Interference from the Sun also disrupts observations, which restricts observations to night time hours. The galactic plane of the Milky Way also must be avoided. These two constraints limit HERA's science observations to an annual observing window approximately 4 months long.

Another major technical challenge is emission from foreground sources such as quasars and ionized gas within the Milky Way. This emission is expected to be four to five orders of magnitude stronger than the recombination epoch signals HERA will try to detect. However this foreground is composed of synchrotron and free-free emission, which has no narrow spectral features. In contrast HERA's goal is to detect the formation of warm neutral and ionized regions within the intergalactic gas, and those regions should produce narrow spectral features. The HERA array must have a smooth spectral bandpass so that when the foreground emission is subtracted from the detected signal, the remaining narrow features come from the astronomical objects rather than the instrument's spectral response.

==Telescope design==
HERA is a radio interferometer, cross-correlating the signals from pairs of individual antennas. Radio interferometers intended for imaging are usually designed to minimize the number of identical baselines, in order to measure emission at the largest possible number of spatial frequencies for image reconstruction. In contrast, the antennas in the HERA array are deployed in a hexagonal tiling pattern, which provides a large number of identical baselines. While this geometry reduces the quality of images that HERA can produce, it allows signals from identical baselines to be summed in order to improve the signal to noise ratio.

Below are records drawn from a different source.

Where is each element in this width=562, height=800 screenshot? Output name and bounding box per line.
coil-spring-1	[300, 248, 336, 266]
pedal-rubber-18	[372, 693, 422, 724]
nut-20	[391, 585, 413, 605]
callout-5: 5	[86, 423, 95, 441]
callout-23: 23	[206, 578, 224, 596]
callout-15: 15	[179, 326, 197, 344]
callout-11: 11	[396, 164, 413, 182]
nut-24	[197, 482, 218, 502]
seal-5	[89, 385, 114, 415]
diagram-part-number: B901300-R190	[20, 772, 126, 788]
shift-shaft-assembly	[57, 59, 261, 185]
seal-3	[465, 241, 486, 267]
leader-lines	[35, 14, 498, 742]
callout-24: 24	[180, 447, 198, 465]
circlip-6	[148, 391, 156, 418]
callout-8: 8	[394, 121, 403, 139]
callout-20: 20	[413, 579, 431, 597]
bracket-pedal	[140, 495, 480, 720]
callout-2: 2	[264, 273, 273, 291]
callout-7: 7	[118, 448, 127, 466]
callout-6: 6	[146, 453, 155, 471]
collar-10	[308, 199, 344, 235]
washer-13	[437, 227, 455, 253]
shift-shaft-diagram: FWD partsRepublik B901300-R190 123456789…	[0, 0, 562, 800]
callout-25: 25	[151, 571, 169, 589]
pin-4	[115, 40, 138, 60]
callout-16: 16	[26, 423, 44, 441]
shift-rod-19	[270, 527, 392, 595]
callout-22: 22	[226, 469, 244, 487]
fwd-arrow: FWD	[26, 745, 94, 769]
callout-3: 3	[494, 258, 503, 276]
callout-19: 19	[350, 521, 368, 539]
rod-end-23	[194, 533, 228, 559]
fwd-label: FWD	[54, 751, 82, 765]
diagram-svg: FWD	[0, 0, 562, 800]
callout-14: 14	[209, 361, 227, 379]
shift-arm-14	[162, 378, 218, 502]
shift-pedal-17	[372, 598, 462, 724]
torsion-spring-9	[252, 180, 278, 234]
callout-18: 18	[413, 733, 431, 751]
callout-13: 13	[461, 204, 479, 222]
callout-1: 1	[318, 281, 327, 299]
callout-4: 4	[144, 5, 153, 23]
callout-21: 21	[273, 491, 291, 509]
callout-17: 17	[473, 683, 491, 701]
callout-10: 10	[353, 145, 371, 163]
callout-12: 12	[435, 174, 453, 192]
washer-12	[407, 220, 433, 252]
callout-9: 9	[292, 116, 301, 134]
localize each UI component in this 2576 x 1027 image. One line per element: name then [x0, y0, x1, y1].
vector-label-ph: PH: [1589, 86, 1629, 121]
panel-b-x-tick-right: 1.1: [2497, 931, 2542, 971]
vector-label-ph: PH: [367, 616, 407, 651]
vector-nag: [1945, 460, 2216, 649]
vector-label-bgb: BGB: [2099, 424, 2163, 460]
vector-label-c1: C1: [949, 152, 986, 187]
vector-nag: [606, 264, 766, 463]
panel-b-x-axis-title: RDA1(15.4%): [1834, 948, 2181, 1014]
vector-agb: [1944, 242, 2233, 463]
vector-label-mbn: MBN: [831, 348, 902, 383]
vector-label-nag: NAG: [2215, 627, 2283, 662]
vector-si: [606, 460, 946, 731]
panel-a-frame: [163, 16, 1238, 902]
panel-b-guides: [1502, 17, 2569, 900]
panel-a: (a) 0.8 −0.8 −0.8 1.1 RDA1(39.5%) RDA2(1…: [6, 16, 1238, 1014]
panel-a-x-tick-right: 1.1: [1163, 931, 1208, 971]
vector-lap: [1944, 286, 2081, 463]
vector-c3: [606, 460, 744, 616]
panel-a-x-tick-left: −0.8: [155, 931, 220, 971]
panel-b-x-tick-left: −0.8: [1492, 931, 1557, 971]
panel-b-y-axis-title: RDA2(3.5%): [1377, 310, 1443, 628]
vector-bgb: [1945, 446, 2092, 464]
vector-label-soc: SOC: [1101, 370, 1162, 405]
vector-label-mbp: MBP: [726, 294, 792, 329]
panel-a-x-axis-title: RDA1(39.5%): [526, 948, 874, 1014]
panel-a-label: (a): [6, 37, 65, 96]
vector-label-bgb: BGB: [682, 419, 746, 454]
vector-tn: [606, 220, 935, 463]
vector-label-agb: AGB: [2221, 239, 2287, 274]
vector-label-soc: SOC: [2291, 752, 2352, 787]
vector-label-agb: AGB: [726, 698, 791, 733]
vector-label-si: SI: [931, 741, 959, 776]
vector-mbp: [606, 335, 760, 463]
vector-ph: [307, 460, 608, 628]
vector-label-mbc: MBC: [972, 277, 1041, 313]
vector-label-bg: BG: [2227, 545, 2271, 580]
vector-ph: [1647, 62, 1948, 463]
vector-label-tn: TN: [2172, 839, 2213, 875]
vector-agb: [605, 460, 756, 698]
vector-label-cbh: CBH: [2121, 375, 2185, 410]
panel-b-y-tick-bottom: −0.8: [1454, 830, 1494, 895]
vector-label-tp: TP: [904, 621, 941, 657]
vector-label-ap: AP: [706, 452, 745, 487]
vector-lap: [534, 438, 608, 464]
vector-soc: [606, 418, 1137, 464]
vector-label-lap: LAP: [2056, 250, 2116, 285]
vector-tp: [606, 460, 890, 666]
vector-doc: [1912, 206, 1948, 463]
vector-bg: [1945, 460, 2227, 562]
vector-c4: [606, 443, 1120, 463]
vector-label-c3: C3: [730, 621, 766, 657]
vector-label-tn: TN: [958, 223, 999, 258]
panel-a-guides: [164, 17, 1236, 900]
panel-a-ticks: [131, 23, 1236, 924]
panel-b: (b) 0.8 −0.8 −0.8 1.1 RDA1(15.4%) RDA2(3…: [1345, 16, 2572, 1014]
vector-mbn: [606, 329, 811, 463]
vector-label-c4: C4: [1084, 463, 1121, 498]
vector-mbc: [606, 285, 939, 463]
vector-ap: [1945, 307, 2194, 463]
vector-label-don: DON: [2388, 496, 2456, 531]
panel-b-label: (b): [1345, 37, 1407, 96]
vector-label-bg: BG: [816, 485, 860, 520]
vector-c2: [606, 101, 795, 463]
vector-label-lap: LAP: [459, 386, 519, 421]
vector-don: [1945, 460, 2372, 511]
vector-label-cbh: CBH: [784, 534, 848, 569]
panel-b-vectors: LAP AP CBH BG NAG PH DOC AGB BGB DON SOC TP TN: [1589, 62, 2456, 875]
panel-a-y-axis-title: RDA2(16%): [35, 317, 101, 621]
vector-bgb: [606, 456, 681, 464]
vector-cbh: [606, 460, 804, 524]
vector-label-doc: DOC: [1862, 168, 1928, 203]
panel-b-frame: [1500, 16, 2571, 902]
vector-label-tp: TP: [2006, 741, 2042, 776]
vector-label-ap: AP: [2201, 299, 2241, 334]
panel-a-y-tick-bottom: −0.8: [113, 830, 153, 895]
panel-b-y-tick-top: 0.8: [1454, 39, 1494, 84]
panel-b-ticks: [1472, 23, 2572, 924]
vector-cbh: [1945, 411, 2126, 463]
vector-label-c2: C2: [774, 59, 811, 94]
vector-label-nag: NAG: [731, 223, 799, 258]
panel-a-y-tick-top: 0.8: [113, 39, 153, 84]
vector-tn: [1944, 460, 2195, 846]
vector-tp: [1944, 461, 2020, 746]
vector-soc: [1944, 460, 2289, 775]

The individual antennas have a cross-dipole feed suspended above a 14 meter wire mesh parabolic dish. The antennas are not steerable, they point towards the zenith. The size of the antenna was selected to be large enough that any standing waves within the antenna structure would be at frequencies below 50 MHz, outside of the frequency band of interest. The antennas are constructed from low cost materials such as wood and PVC pipes.

When completed, the array will consist of 350 antennas (318 in a densely-packed hexaconal core 300 meters across, and 32 in more distant outriggers). The total collecting area will be 54,000 m², similar to that of Arecibo Observatory.

==Results==
Because of the large fractional bandwidth of the array (which complicates foreground signal subtraction) and the weakness of the cosmological signal (roughly 10 millikelvin), it is unlikely that HERA will produce high quality images of individual structures within the reionizing gas. Instead, the array will measure the power spectrum of fluctuations in the gas, much as early CMB instruments did.